Silicon Valley Assholes - otto_sf
https://medium.com/pop-of-culture/6566abbf7101

======
clinton_sf
I posit that it isn't class tension, rather cultural tension. I moved to San
Francisco in 2000 (during the dot com boom and subsequent bust) when the first
wave of anti-tech worker sentiment start to brew.

Since then it's completely normal and reasonable to tote around a Macbook Pro
with you around town; people who understand and use tech aren't the problem.

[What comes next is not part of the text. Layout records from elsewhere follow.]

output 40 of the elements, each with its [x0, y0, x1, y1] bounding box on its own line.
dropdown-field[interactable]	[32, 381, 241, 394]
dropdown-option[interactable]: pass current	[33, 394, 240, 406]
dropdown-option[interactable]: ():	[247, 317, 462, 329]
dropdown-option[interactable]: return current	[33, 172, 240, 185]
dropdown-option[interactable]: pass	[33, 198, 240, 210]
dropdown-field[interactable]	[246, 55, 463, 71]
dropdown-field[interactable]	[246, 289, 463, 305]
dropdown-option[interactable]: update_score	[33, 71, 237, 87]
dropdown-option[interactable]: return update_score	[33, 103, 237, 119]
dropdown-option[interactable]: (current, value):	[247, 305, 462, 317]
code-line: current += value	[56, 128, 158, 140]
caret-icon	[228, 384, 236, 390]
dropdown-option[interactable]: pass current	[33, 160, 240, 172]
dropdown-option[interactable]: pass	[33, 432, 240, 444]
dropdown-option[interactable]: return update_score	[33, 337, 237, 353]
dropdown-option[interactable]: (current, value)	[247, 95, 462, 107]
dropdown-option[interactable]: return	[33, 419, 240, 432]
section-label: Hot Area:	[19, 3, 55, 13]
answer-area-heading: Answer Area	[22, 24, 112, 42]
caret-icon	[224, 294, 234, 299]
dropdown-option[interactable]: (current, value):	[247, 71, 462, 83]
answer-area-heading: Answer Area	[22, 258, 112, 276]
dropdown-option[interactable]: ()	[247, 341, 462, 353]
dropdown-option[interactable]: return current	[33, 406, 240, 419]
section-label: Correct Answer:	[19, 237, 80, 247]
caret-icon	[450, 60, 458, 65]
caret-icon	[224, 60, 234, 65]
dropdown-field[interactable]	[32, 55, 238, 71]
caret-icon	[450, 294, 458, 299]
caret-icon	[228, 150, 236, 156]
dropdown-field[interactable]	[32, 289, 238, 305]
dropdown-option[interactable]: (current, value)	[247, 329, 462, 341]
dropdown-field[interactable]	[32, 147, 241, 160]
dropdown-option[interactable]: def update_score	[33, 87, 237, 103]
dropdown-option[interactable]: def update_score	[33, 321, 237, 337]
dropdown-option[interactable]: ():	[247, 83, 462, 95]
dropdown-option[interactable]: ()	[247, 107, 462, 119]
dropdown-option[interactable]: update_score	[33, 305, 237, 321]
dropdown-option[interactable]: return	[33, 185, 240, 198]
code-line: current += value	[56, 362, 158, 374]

JWZ alluded to this cultural tension in his 1996 "San Jose is hell on earth"
rant.

What people don't want is dilution of San Francisco culture; I personally love
how there are so many neat, quirky people in San Francisco. In my time here,
I've run into and had interesting conversations with artists, musicians,
teachers, coffee roasters, hipsters, students, bicyclists, ... yes, even
homeless people. But I cringe when I'm sitting down at Tartine and overhear
some tech worker talking about Quartz Compositing, unrolling a loop and adding
SIMD, or Javascript -- I'm a tech guy, but come on, that's really boring to
discuss in public. I look around and think, "no, wait, we're not all that
boring and narrow!"

It's one thing to have an employer in Silicon Valley, but it's another thing
when your employer drives a bunch of shuttle busses to San Francisco that wait
at and hog up Muni bus stops. Every time I ride the Muni and a Google shuttle
is blocking the stop, forcing Muni riders to get off the bus further down the
street (sometimes in unsafe conditions), I can't help but understand why some
people want those Google/Apple/Facebook people to "give back to their
community" and view them as outsiders, as if they were rude tourists. As for
my (tech) employer, they give us nearly unlimited Clipper eCash to use on any
and all transit systems -- pumping money into the transit system to make
improvements instead of privatizing transit as we know it.

No, you don't need to give lots of money to the homeless or get involved in
local politics, but if you're going to live in San Francisco, it helps to have
skin in the game, instead of being a permanent tourist. For example, I ride my
bicycle around San Francisco as my primary means of transportation; I donate
to the San Francisco Bicycle Coalition because their interests align with
mine. I volunteer time at GLIDE, because it's important to me to do something
like that.

If you're going to live in San Francisco, then try to enjoy living there for
what it is. You could always move to San Jose if you want the big city + tech
worker thing, or Mountain View if you just want the tech thing.

If you dislike San Francisco but choose to live there anyways, consider this
quote from Lao Tzu: "Fail to honor people, they fail to honor you."